Le parquet fédéral de New York a lancé une offensive significative en inculpant le gouverneur de l’État mexicain de Sinaloa, Ruben Rocha Moya, pour trafic de drogue. Cette accusation, qui touche un haut responsable en exercice, s’inscrit dans un contexte où les liens entre la politique mexicaine et le crime organisé sont de plus en plus scrutés.
EN BREF
- Ruben Rocha Moya est accusé de liens avec le cartel de Sinaloa.
- Neuf autres responsables mexicains sont également inculpés.
- Le gouvernement mexicain proteste contre cette accusation.
Ruben Rocha Moya, membre du parti Morena, gouverne Sinaloa depuis 2021. Son mandat a été marqué par une escalade de la violence entre les factions du cartel, notamment celle des fils de Joaquin Guzman, alias « El Chapo ». Le parquet de New York accuse Rocha Moya d’avoir collaboré avec ces groupes criminels pour distribuer des stupéfiants vers les États-Unis.
Outre Rocha Moya, le sénateur de Morena, Enrique Inzunza, et d’autres responsables, tels que le maire de Culiacan, Juan de Dios Gamez, et le vice-procureur de l’État, Damaso Castro, figurent parmi les inculpés. Les accusations stipulent que ces acteurs politiques ont abusé de leur pouvoir pour protéger le cartel, exposant ainsi la population à des menaces et à des violences.

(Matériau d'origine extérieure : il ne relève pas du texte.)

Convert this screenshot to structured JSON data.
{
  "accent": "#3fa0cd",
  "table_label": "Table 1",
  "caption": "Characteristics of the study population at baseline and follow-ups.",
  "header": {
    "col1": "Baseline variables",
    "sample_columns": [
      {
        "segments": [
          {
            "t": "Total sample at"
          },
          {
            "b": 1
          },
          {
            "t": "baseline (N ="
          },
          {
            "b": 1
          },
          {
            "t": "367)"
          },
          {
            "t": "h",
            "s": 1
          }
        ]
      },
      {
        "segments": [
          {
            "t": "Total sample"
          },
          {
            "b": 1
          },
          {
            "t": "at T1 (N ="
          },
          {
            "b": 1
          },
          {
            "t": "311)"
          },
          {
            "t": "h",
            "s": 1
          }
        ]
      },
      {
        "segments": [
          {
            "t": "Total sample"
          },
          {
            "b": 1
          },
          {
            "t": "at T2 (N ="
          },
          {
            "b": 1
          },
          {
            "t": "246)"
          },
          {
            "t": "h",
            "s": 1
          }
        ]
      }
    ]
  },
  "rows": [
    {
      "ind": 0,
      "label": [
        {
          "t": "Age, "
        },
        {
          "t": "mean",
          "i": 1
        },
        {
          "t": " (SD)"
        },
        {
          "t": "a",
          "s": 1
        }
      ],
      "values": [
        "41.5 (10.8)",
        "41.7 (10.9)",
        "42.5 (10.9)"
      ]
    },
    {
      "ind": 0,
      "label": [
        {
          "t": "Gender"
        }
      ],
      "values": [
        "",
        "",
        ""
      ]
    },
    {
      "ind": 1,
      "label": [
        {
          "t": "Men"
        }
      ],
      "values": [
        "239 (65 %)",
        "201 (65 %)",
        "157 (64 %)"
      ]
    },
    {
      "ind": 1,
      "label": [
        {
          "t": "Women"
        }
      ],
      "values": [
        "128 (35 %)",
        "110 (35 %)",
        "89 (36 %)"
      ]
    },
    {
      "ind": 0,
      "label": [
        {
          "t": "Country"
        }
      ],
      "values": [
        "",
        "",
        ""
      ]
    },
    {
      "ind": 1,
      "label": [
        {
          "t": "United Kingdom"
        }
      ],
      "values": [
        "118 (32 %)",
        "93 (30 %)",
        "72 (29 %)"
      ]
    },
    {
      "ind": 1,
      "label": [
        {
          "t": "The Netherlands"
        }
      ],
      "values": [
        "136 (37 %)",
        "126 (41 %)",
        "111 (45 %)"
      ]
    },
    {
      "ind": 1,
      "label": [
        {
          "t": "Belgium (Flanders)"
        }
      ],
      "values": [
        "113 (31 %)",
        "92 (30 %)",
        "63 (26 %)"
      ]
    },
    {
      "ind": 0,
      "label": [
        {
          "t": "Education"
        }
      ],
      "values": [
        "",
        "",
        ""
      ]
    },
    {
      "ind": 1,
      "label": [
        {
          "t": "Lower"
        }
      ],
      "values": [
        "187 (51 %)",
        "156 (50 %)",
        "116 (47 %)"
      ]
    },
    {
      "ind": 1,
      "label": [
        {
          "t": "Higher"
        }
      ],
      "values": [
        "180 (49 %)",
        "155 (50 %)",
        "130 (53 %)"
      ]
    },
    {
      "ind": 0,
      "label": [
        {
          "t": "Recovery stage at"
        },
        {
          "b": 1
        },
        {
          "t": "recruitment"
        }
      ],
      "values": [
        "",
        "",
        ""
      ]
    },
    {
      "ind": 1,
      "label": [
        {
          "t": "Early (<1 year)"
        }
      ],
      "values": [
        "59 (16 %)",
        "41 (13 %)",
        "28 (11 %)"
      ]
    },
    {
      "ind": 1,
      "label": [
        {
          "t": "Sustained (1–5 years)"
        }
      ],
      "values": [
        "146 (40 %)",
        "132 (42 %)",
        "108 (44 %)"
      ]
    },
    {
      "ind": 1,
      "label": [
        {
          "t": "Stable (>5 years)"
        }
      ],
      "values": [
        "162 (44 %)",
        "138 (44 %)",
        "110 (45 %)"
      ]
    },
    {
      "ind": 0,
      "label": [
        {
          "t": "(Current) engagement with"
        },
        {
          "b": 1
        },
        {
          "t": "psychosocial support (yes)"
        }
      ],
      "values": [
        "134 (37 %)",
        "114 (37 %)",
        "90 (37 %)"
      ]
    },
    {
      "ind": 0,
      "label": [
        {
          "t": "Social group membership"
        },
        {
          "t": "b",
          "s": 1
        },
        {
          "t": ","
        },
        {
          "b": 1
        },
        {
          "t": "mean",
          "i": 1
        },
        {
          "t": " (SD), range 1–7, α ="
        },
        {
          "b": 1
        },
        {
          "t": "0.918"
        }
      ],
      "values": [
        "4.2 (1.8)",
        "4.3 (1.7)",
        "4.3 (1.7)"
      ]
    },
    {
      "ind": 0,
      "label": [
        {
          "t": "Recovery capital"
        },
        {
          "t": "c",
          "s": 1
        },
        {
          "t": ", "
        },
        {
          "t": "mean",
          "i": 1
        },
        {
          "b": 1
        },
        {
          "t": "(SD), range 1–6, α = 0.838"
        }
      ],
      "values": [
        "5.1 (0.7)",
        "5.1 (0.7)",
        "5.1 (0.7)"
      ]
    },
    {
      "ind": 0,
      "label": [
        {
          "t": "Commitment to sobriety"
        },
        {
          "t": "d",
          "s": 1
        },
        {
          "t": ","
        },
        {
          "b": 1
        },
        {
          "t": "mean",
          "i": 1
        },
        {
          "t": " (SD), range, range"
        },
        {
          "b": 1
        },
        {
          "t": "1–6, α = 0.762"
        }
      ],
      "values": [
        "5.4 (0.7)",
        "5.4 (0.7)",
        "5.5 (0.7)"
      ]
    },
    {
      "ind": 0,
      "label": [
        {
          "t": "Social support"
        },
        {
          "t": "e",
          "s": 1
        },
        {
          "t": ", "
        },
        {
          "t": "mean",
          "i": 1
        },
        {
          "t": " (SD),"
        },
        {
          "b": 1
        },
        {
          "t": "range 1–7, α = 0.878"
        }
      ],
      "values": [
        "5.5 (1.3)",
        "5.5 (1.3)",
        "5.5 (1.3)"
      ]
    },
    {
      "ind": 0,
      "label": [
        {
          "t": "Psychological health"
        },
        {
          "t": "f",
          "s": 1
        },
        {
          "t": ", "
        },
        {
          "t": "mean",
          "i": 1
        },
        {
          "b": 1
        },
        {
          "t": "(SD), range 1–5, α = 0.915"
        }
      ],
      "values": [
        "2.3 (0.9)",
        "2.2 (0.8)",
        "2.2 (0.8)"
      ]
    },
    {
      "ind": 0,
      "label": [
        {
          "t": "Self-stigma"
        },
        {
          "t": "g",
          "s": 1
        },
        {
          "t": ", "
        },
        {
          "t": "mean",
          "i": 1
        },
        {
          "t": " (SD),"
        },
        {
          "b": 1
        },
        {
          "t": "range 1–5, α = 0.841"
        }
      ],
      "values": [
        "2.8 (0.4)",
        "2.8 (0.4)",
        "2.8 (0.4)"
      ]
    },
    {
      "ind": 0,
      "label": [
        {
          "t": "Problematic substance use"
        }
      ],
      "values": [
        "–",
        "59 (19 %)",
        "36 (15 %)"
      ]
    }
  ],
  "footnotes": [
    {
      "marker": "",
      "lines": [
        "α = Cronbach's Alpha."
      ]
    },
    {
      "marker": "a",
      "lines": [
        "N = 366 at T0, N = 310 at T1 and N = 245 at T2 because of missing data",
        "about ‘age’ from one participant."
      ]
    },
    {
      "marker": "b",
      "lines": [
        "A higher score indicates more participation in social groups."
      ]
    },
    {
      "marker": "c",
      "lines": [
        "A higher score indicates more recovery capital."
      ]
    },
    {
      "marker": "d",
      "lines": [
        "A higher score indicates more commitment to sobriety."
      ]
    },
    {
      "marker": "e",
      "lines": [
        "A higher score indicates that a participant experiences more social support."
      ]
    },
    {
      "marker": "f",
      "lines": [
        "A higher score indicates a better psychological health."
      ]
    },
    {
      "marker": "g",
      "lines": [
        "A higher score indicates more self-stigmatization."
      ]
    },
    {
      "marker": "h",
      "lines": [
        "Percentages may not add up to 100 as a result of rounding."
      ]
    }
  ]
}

Face à ces accusations, Rocha Moya a exprimé son indignation sur X, dénonçant des accusations qu’il juge « sans fondement » et affirmant que cette attaque vise non seulement sa personne, mais aussi le mouvement politique auquel il appartient. Le ministre mexicain des Affaires étrangères a annoncé une note de protestation à Washington, soulignant la confidentialité des informations selon les traités en vigueur entre les deux pays.
Les tensions entre le Mexique et les États-Unis sont exacerbées par les accusations d’extradition émises par les autorités américaines, qui cherchent à obtenir des preuves contre plusieurs responsables. Selon la diplomatie mexicaine, ces demandes ne contiennent pas d’éléments de preuve suffisants.
Le parquet général du Mexique a réagi en ouvrant une enquête pour déterminer la véracité des accusations portées. Cette enquête vise à établir si des preuves concrètes peuvent étayer les accusations émises par les États-Unis.
Les relations entre le gouvernement mexicain et le cartel de Sinaloa sont complexes, et les accusations de corruption à l’encontre de responsables politiques suscitent une inquiétude croissante. Les autorités américaines, sous l’administration Trump, avaient déjà classé le cartel de Sinaloa parmi les organisations terroristes, intensifiant ainsi la pression sur le Mexique pour qu’il lutte plus efficacement contre le trafic de drogue, notamment celui du fentanyl.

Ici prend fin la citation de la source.